We were all posting there together but I went back and reread the posts, thank you for posting this, hongfan:
Ginny, somewhere in your posts I think you raised the old question: if no one is in the forest, whether a falling tree makes a sound? Some years ago, I watched the course "Understanding the Brain" by Professor Jeanette Norden, a biologist and neuroscientist at Vanderbilt University, I really liked her course and excellent teaching (I noticed she has a youtube on Learning and Memory: https://www.youtube.com/watch?v=wtu-yAm4xik, I haven't watched it but thought this might be of interest to you).
During the course, she addressed this question, she said, from neuroscience, the answer is NO. When the tree falls down, it generates the disturbance in the air surrounding it, and that disturbance (or maybe we call it change in air pressure) reaches us human beings, our ears translate the changes into neuronal signals to our brain, and our brain presents it with a sound. In other words, the sound is not generated from the falling tree, but "locally" generated by our brain, it is our brain's interpretation, i.e., our brain's product triggered by an external stimuli. Which means, if there are other organisms with different biological structures, they may not hear sound from a falling tree, maybe they smell something? feel something? we just don't know, but for us human beings, it is a sound. So, if there is no one in the forest, there is no sound when a tree falls down.Thank you for summarizing that, but dogs hear, too, right? And deer? And sound is different from exhalation, one could practice on the family pet. I'd love to really debate this issue, but I love reading all these, to me, very different theories. Isn't there some thought that a dog can recognize his master's voice from others, or is that an old advertisement for a gramophone and not valid? (Too bad I'm not in the Center, I love to pil pul).

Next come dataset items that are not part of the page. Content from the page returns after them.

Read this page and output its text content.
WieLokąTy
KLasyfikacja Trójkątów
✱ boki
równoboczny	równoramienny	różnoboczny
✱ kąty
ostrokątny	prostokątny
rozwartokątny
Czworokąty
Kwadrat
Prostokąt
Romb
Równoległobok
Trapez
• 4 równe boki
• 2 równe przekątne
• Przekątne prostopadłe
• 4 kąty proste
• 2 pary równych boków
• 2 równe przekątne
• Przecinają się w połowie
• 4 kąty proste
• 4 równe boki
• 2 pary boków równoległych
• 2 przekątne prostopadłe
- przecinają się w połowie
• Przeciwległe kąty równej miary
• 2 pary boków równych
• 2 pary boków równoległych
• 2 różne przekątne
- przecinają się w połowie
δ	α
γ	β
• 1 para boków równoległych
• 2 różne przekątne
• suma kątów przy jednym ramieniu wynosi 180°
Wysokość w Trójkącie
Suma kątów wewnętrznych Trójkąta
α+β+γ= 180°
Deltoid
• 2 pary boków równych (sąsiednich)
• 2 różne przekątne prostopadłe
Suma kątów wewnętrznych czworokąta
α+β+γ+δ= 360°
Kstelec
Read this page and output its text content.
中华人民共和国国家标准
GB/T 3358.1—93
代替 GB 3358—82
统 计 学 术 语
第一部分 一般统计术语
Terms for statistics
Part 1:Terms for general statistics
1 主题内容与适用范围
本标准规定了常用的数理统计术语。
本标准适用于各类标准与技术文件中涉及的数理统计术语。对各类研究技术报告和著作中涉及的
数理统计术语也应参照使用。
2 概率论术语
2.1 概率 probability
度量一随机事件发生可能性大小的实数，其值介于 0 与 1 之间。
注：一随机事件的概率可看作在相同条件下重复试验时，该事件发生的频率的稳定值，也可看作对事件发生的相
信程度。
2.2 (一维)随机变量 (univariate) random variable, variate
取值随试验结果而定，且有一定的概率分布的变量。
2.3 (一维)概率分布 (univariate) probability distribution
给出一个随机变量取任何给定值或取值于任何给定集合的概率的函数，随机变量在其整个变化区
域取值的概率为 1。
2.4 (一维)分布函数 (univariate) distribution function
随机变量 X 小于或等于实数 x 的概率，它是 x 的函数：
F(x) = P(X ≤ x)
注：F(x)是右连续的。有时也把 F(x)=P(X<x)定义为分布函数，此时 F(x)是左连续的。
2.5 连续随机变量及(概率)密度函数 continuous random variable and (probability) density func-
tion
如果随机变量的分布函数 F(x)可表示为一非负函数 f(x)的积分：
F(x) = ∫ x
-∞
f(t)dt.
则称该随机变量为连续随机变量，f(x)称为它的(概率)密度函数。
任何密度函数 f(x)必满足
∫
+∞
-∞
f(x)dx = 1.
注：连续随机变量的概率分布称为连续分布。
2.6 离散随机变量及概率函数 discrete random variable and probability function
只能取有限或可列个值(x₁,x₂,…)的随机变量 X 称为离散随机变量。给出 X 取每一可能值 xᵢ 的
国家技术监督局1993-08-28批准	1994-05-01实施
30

And I LOVED the article and tape of your sister's presentation, Barbara! Did you say somewhere she found an Arab influence in Greek philosophy? I thought you did, but I can't find it now. That makes perfect sense to me because the Greeks treated women abominably, particularly Spartan wives. Much rather be a Roman woman than a Greek woman, myself, any day.
My understanding of Greek religion and mythology (not philosophy) is the Greek conception of the gods came from Homer and Hesiod, but they must also have heard stories, themselves, old ones. And who knows from what area? Of course nobody is saying Greek mythology is similar in any way to what we're talking about here.
I think what I was thinking about reading Cicero's De Natura Deorum, is not that he was the first to do philosophy on theology, that never entered my mind, but that it was quite brave of him to compare all the other philosophies in a dialogue, Stoic, Epicurean, etc., against Roman religion. To actually question the nature of gods at all. That took guts, in such a superstitious ritualistic time. And after all it was Cicero who wrote about the "radical possibility of continued existence after death through deification or the immortality of the soul," (that's a quote) and he died in 43 B.C.